Bacterial strains and plasmid
A collection of clinical strains of K. pneumoniae, harboring the OXA-48 carbapenemase and the PemK/PemI TA system, was used to study the intrinsic role of this TA system in phage infection (Table 2). Capsular type of each strain was determined using the Kaptive website (https://kaptive-web.erc.monash.edu). In addition, the reference strain K. pneumoniae subsp. pneumoniae (ATCC®10031™) obtained from the American Culture Collection was used in this study, as well as the transformed strains ATCC®10031TM/pCA24N, ATCC®10031TM/pCA24N (pemK/pemI) and ATCC®10031TM/pCA24N (pemK) (Table 2) to study the induced expression of the PemK/PemI type II TA system during phage infection. The strains of ATCC®10031™ were transformed with the pCA24N (CmR, Laclq) expression plasmid 40, inducible by IPTG and constructed by our group, harboring the complete pemK/pemI TA system and the pemK toxin alone 28. All the strains were grown in Luria-Bertani (LB) medium, in the case of the transformed strains the media was supplemented with chloramphenicol (30 µg/ml) (LB-CM) to maintain the plasmid.
Table 2
Bacterial strains and plasmids used in this study.

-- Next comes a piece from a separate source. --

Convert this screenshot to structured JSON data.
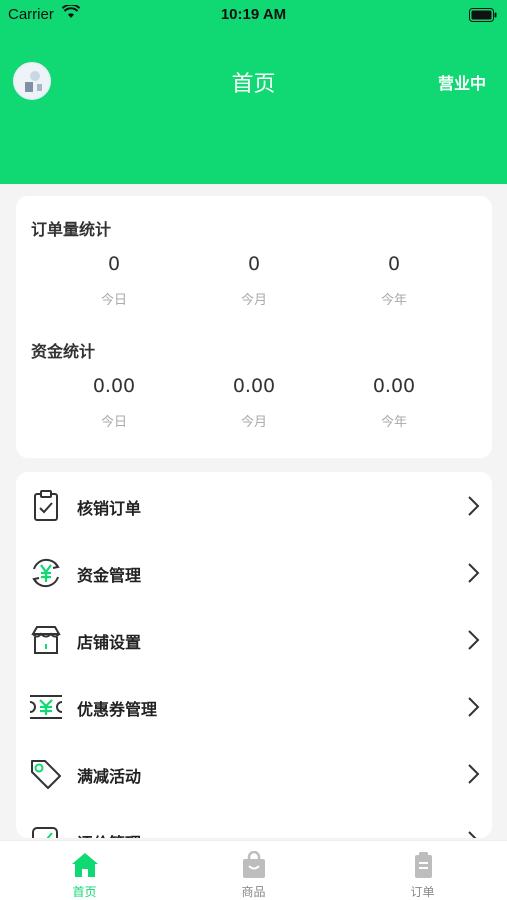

Strains or plasmids | Main characteristics | Source or references |
ATCC®10031™ | K. pneumoniae subsp. pneumoniae reference strain | ATCC |
ATCC®10031TM-pCA24N | K. pneumoniae subsp. pneumoniae reference strain with expression plasmid pCA24N | This study |
ATCC®10031TM-pCA24N (pemK/pemI) | K. pneumoniae subsp. pneumoniae reference strain with expression plasmid pCA24N with the type II TA system pemK/pemI | This study |
ATCC®10031TM-pCA24N (pemK) | K. pneumoniae reference strain with expression plasmid pCA24N with the toxin pemK | This study |
pCA24N | Expression plasmid cmR, LacIq | 40 |
pCA24N (pemK/pemI) | Expression plasmid pCA24N with the TA system pemK/pemI | 28 |
pCA24N (pemK) | Expression plasmid pCA24N with the TA system pemK | 28 |
ST405-OXA48 | Clinical strain isolated from wound (Genbank accession no. WRXJ00000000) harboring the carbapenemase OXA-48 and the TA system pemK/pemI | 1 |
ST16-OXA48 | Clinical strain isolated from Urine (Genbank accession no. WRXF00000000) harboring the carbapenemase OXA-48 and the TA system pemK/pemI | 1 |
ST13-OXA48 | Clinical strain isolated from rectal sample (Genbank accession no. WRWZ00000000) harboring the carbapenemase OXA-48 and the TA system pemK/pemI | 1 |
ST15-OXA48a | Clinical strain isolated from axillary smear (Genbank accession no. WRWX00000000) harboring the carbapenemase OXA-48 and the TA system pemK/pemI | 1 |
ST11-OXA48 | Clinical strain isolated from urine (Genbank accession no. WRWW00000000) harboring the carbapenemase OXA-48 and the TA system pemK/pemI | 1 |
ST974-OXA48 | Clinical strain isolated from urine (Genbank accession no. WRWT00000000) harboring the carbapenemase OXA-48 and the TA system pemK/pemI | 1 |
ST15-OXA48b | Clinical strain isolated from blood harboring the carbapenemase OXA-48 and the TA system pemK/pemI | This study |
ST15-OXA48c | Clinical strain isolated from blood harboring the carpabemase OXA-48 and the TA system pemK/pemI | This study |
Isolation and propagation of lytic phage
Ten lytic phages isolated from environmental water samples were used in this study. Briefly, 50 mL of water were taken near sewage plants and kept at room temperature until processing in the laboratory. Once in the laboratory, the samples were vortexed and centrifuged 4000 × g 10 min. The supernatant was recovered and filtered through with 0.45 µm and 0.22 µm filters, to remove the cells and debris. Then, 1 mL of the filtered samples was added to 500 µL of K. pneumoniae ATCC®10031™ in 4 mL soft agar (0.5 % NaCl, 1 % tryptone and 0.4 % agar; supplemented with 1 mM CaCl2) and poured onto TA agar plates (0.5 % NaCl, 1 % tryptone and 1.5 % agar; supplemented with 1 mM CaCl2); i.e., the double-layer method. Plates were incubated at 37 ºC. Isolated plaques of different morphology (i.e., plaque size and presence of a surrounding halo) were then recovered by picking with a micropipette and stored at -70 ºC. In order to check the isolated plaques and purify them, two additional plaque assays and plaque picking steps were performed.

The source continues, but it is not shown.